The Agreement provides that, under certain circumstances, if it is terminated prior to closing, Cambrian will be entitled to a break-fee in the amount of $1.5 million. The Company's obligations to complete the proposed sale and the covenants relating to the break-fee are subject to the approval of the BC Supreme Court in the ongoing CCAA proceedings. Cambrian is entitled to terminate the Agreement prior to closing if certain pre-closing conditions are not satisfied, including Court approval of the break-fee component of the Agreement.

The ultimate disposition of the above-described sale proceeds to the Petitioner's creditors and otherwise will be determined by a plan of arrangement to be prepared, filed and implemented under the ongoing CCAA proceedings.
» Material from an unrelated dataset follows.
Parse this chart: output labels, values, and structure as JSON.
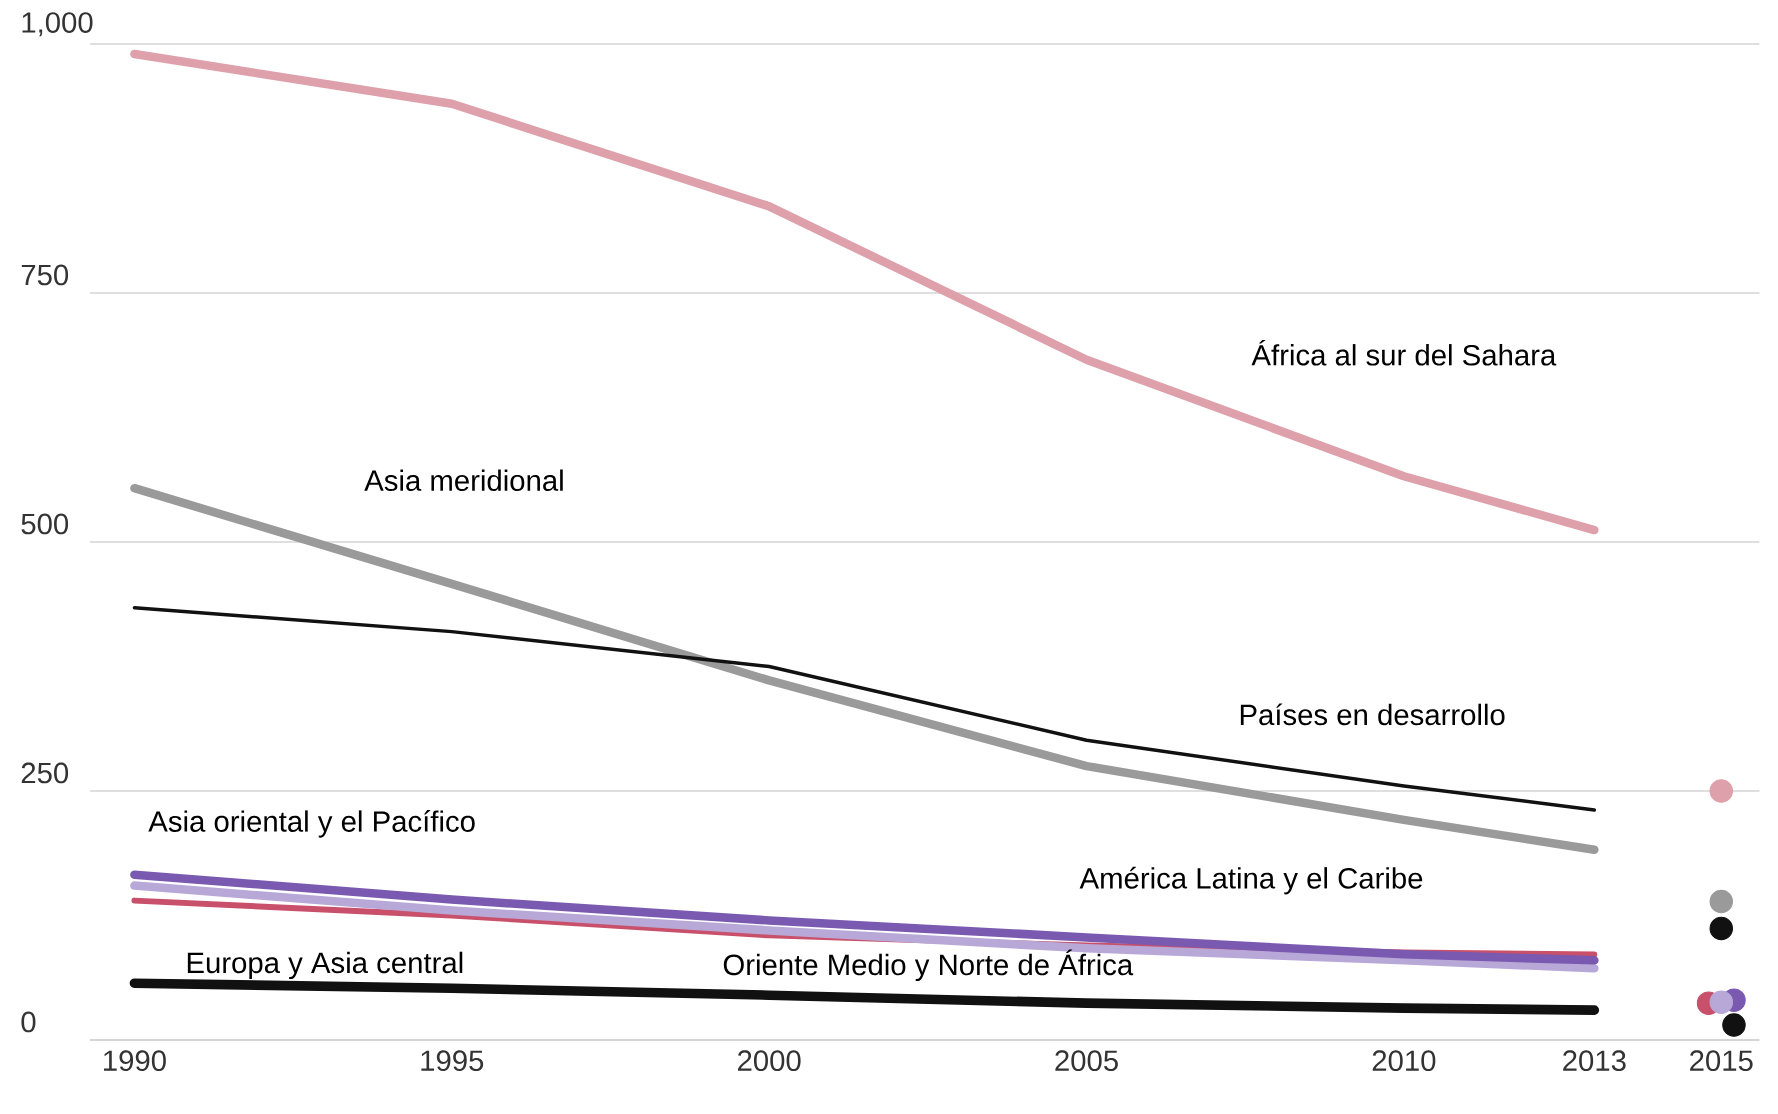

By May 3, 2007, the Company intends to make an application in the CCAA proceedings for an order authorizing it to accept the break fee obligations and to seek procedural directions from the Court on the steps necessary to proceed with a plan of arrangement with the Petitioners' creditors, which plan will include the purchase and sale transaction contemplated by the Agreement. The Agreement contemplates that by May 31, 2007, the Company will initiate such applications in the CCAA proceedings necessary for an order of the Court to approve the Agreement and the contemplated transactions, the filing of a plan of arrangement with the Petitioners' creditors, and the procedural steps for calling a meeting of the Petitioners' creditors to seek approval of a plan and for obtaining such other approvals of the Plan as may be required by the Court. A summary of the steps taken in the CCAA proceedings to date and the creditors' claims filed in those proceedings are set out in the Reports filed by the Monitor in the CCAA proceedings, Ernst & Young Inc., which are posted on the Monitor's website at: _Corporation.

Cambrian is a diversified mining house that manages and supports operations in coal mining and gold/antimony. It also has extensive exposure to energy projects and related technologies, from oil shale assets through to alternative energy projects, as well as exposure to traditional oil and gas exploration and development. Cambrian is also the largest shareholder of WCCC (TSX:WTN) whose coal operations in British Columbia include the Wolverine hard coking coal mine and the Dillon/Brule PCI mine.

Forward-Looking Statements

This news release contains certain "forward-looking statements", as defined in the United States Private Securities Litigation Reform Act of 1995, and within the meaning of Canadian securities legislation, that involve a number of risks and uncertainties including but not limited to risks at achieving final closing of the Agreement, the need to obtain court and creditor and any other required approvals, economic, competitive, governmental and geological factors effecting the Company's interest in Cambrian's operations, markets, products and prices and other risk factors. There can be no assurances that such statements will prove to be accurate and actual results and future events could differ materially from those anticipated in such statements. Factors that could cause future results to differ materially from those anticipated in these forward-looking statements include the Cambrian's dependence on the steel industry with respect to its coal assets, volatility in coal prices, accidents and other risks associated with mining operations, the Company's reliance on Cambrian to make future payments, and the other risk factors discussed in greater detail in the Company's various filings with the Securities and Exchange Commission and Canadian securities regulators, including the Company's Form 20-F dated June 21, 2006.